Key Risk Factors and Uncertainties
Several critical factors could significantly impact the trajectory of ai tech evolution:
Organizations should monitor these factors closely and develop contingency strategies to mitigate potential negative impacts on technology implementation timelines.
Alternative Future Scenarios
The evolution of technology can follow different paths depending on various factors including regulatory developments, investment trends, technological breakthroughs, and market adoption. We analyze three potential scenarios:
Optimistic Scenario
Responsible AI driving innovation while minimizing societal disruption
Key Drivers: Supportive regulatory environment, significant research breakthroughs, strong market incentives, and rapid user adoption.
Probability: 25-30%
Base Case Scenario
Incremental adoption with mixed societal impacts and ongoing ethical challenges
Key Drivers: Balanced regulatory approach, steady technological progress, and selective implementation based on clear ROI.
Probability: 50-60%
Conservative Scenario
Technical and ethical barriers creating significant implementation challenges
Key Drivers: Restrictive regulations, technical limitations, implementation challenges, and risk-averse organizational cultures.
Probability: 15-20%
Scenario Comparison Matrix
Factor | Optimistic | Base Case | Conservative |
---|---|---|---|
Implementation Timeline | Accelerated | Steady | Delayed |
Market Adoption | Widespread | Selective | Limited |
Technology Evolution | Rapid | Progressive | Incremental |
Regulatory Environment | Supportive | Balanced | Restrictive |
Business Impact | Transformative | Significant | Modest |
Transformational Impact
Redefinition of knowledge work, automation of creative processes. This evolution will necessitate significant changes in organizational structures, talent development, and strategic planning processes.

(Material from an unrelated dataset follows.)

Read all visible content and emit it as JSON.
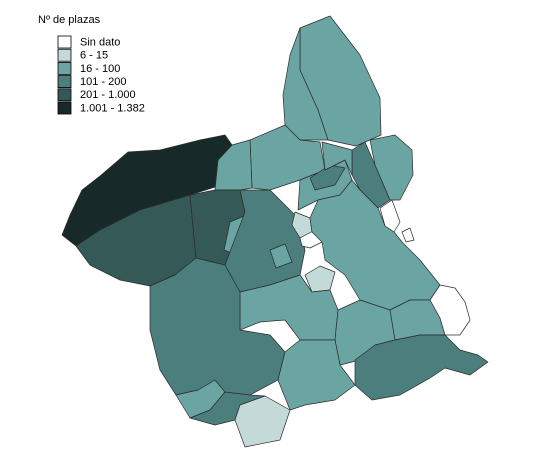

The convergence of multiple technological trends—including artificial intelligence, quantum computing, and ubiquitous connectivity—will create both unprecedented security challenges and innovative defensive capabilities.
Implementation Challenges
Ethical concerns, computing resource limitations, talent shortages. Organizations will need to develop comprehensive change management strategies to successfully navigate these transitions.
Regulatory uncertainty, particularly around emerging technologies like AI in security applications, will require flexible security architectures that can adapt to evolving compliance requirements.
Key Innovations to Watch
Multimodal learning, resource-efficient AI, transparent decision systems. Organizations should monitor these developments closely to maintain competitive advantages and effective security postures.
Strategic investments in research partnerships, technology pilots, and talent development will position forward-thinking organizations to leverage these innovations early in their development cycle.
Technical Glossary
Key technical terms and definitions to help understand the technologies discussed in this article.
Understanding the following technical concepts is essential for grasping the full implications of the security threats and defensive measures discussed in this article. These definitions provide context for both technical and non-technical readers.